Abraços...Last edited by vbatman on Tue Nov 08, 2005 9:05 pm; edited 2 times in total

----------

## Enderson

não seria /etc/X11/xorg.conf ?

----------

## pilla

o XFree não é mais suportado no Gentoo faz algum tempo, então deves ter xorg-x11 instalado. Segue o caminho dado pelo Enderson.

----------

## vbatman

Olá Enderson e pilla,

Obrigado pela força masssssssssssss...

Dei uma olhada no diretório /etc/X11 e não localizei o xorg.conf propriamente dito e sim o xorg.conf.example, ai o que eu fiz...

Criei o xorg.conf do mesmo jeito que estava lá no xorg.conf.example e restartei a máquina.
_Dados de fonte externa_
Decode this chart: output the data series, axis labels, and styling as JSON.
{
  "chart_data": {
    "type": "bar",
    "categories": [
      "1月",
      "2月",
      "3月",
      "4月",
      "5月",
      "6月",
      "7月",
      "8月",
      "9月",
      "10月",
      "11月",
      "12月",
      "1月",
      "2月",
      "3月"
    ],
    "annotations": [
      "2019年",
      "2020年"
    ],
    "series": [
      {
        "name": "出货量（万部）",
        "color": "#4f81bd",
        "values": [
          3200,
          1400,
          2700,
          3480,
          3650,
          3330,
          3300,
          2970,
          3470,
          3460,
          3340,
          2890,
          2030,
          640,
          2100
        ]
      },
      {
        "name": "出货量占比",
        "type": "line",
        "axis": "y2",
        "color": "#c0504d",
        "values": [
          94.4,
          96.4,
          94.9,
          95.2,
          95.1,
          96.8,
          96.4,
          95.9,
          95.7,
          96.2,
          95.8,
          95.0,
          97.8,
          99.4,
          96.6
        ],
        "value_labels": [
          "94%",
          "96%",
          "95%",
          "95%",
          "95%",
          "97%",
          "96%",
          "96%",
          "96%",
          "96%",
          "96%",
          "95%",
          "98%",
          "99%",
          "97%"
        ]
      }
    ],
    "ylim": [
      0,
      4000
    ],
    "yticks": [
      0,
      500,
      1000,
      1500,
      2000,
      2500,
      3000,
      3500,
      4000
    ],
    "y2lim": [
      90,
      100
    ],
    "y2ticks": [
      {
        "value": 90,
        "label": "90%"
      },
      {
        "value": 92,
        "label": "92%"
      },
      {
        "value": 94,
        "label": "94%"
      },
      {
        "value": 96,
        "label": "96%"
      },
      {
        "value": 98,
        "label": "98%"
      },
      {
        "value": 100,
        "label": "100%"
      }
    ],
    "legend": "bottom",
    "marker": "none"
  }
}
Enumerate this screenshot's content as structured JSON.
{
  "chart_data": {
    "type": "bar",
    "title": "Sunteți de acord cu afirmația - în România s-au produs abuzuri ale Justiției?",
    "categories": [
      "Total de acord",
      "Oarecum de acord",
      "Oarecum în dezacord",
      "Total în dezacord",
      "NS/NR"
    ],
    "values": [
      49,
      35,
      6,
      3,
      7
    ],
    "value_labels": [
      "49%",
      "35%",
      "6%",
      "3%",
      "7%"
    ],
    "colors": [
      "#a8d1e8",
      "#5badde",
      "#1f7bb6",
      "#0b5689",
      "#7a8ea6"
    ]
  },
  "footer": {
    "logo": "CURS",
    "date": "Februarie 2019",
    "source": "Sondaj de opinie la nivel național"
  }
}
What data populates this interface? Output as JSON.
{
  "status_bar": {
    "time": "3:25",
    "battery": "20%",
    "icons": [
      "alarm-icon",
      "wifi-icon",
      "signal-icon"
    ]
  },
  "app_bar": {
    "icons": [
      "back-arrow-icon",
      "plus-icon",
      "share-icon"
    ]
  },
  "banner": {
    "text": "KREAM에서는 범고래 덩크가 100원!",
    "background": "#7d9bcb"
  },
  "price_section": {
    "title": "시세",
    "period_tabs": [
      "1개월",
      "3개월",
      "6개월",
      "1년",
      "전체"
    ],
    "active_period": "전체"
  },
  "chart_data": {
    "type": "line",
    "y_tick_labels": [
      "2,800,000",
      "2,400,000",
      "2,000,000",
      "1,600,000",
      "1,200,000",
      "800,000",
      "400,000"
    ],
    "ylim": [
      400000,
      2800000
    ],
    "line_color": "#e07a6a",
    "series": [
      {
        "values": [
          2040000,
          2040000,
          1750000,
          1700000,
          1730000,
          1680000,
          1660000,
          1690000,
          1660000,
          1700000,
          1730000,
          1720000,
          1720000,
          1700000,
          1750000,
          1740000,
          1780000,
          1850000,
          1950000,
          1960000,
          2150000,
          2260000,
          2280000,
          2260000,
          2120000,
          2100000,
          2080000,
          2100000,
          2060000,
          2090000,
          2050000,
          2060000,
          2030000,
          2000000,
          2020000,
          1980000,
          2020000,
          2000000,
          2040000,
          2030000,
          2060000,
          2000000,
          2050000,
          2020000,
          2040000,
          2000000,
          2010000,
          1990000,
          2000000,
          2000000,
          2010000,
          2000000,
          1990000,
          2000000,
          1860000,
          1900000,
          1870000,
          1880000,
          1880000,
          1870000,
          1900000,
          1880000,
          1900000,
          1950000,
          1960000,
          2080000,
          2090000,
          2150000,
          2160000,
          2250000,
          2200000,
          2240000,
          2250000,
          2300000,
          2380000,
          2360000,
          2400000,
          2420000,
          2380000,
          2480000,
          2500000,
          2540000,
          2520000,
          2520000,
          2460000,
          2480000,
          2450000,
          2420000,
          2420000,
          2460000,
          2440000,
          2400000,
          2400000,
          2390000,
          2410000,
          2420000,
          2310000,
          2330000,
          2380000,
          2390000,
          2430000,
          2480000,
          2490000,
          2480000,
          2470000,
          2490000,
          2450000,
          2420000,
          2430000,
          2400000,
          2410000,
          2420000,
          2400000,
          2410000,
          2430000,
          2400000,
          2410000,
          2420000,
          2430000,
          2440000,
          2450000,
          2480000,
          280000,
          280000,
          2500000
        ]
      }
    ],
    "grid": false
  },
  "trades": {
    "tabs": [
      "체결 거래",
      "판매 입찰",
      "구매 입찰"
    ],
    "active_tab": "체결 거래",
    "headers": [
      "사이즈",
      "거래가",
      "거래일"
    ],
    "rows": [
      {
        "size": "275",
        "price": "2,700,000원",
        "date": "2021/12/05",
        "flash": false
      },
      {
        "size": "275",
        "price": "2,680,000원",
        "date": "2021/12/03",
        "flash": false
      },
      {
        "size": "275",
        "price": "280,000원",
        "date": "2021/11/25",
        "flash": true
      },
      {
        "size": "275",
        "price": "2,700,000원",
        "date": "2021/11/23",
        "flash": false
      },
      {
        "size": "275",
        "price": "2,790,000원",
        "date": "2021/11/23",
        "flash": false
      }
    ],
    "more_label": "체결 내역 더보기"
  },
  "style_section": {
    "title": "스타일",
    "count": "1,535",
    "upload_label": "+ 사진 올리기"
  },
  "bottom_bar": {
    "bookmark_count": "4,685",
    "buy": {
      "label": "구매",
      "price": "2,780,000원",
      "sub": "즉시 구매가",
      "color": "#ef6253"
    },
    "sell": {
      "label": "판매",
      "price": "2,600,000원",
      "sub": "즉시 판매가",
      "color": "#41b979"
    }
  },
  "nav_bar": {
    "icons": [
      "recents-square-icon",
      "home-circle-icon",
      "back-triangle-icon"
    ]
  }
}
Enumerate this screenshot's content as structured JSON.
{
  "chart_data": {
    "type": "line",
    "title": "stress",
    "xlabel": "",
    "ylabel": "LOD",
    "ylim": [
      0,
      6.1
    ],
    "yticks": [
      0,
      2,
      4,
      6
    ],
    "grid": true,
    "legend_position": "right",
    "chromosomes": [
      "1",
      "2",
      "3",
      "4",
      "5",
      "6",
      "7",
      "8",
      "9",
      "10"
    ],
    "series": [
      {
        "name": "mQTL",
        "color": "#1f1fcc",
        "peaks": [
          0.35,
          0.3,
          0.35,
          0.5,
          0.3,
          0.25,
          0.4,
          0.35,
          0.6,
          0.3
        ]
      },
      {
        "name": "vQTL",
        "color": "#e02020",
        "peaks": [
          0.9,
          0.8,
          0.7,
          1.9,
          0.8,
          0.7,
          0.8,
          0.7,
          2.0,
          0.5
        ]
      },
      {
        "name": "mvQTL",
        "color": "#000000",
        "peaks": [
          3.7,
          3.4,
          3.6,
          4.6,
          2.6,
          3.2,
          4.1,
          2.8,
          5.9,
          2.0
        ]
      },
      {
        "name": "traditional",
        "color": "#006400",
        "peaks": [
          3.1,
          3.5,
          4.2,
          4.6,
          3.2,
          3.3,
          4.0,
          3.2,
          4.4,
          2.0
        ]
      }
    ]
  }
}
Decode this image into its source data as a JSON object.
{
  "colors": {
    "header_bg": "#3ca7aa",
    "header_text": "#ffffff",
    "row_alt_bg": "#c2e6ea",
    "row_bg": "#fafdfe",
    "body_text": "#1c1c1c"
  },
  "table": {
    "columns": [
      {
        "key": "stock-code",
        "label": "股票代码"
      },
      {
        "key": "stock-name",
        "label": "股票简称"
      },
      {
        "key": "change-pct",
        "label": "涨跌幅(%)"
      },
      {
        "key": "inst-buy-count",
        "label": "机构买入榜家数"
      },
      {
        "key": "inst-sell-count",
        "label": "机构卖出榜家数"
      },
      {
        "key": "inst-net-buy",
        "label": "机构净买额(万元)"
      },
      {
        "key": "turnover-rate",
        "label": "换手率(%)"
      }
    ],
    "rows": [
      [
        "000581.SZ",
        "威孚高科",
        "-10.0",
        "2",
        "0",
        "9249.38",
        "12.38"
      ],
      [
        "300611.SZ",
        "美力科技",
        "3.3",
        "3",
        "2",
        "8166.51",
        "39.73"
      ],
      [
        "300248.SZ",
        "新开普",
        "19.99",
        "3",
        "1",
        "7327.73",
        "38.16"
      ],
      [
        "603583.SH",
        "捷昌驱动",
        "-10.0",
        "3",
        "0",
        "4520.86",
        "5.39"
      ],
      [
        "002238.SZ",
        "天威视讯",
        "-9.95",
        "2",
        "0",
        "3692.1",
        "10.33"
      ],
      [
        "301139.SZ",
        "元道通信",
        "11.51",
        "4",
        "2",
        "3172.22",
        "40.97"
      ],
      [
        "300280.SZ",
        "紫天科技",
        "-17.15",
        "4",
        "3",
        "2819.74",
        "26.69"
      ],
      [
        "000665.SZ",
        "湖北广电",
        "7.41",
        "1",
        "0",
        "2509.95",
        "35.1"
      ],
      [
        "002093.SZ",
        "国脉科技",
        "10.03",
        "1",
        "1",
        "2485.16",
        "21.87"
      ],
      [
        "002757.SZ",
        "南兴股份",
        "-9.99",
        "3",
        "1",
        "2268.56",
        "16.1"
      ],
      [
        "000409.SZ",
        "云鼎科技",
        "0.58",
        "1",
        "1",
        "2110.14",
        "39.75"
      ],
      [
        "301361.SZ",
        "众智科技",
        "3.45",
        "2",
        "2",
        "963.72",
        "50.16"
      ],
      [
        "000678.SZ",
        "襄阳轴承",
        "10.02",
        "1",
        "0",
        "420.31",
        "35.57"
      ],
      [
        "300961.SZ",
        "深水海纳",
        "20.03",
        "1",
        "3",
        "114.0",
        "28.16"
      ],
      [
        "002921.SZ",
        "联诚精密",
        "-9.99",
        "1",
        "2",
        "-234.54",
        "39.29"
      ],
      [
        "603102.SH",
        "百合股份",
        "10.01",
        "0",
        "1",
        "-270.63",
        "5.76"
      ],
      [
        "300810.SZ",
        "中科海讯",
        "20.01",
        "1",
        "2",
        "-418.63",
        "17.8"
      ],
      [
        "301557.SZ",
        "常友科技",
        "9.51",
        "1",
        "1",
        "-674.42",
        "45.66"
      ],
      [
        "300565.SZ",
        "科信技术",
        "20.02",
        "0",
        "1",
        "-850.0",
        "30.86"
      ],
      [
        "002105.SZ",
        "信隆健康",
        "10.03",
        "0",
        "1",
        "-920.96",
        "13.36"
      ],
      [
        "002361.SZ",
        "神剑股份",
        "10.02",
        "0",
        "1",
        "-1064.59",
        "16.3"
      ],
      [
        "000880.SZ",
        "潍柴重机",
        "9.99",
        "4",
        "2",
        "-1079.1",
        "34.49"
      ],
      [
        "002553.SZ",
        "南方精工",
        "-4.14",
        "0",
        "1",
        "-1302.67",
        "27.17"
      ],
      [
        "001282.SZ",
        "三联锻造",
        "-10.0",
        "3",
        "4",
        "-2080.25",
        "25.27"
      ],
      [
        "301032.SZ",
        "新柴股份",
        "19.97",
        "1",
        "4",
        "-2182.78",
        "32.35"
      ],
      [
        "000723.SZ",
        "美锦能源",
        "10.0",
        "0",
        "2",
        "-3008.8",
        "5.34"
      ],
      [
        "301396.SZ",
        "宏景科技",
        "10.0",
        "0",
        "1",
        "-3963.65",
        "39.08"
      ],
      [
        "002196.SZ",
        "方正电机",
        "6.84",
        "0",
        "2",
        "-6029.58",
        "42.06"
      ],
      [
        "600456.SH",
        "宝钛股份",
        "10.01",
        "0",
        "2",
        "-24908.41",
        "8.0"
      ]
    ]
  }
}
O kde não inicializou e ficou somente no prompt (modo console sem gráfico).

Perguntas: 

O meu ponto de vista está certo??? Ou seja temos que criar esse arquivo a partir do exemplo dado (Claro que alterando conforme nossas necessidades)

Porque meu kde não inicializou??? Dando uma lida no xorg.conf.example não encontrei nada relacionado ao boot.

Abração

----------

## xef

Para o X arrancar é preciso iniciar o serviço de x, normalmente xdm

Parece-me que o problema é mesmo falta de uma leitura mais atenda da documentação...

----------

## vbatman

 *xef wrote:*   

> Para o X arrancar é preciso iniciar o serviço de x, normalmente xdm
> 
> Parece-me que o problema é mesmo falta de uma leitura mais atenda da documentação...

 

Olá xef,

Obrigado pela ajuda masssssssss,

Já revisei o arquivo xorg.conf.example novamente e não encontrei nenhuma explicação que me fizesse entender o porquê meu sistema não usou o kdm para o gerenciamento de boot. 

O pior é que alguma coisa ai tem, pois se deixo o xorg.conf, nada de kdm, se o deleto, o kdm consequentemente o kde inicializa normalmente...  :Rolling Eyes: 

Alguém já passou por esse mesmo problema???

Muito Obrigado!!

Abraços

----------

## pilla

Acho que seria bom começares dando uma olhada no manual de configuração do X no gentoo (link). Ali explica direitinho passo a passo como configurar o X. Depois, há um manual de KDE para a segunda etapa.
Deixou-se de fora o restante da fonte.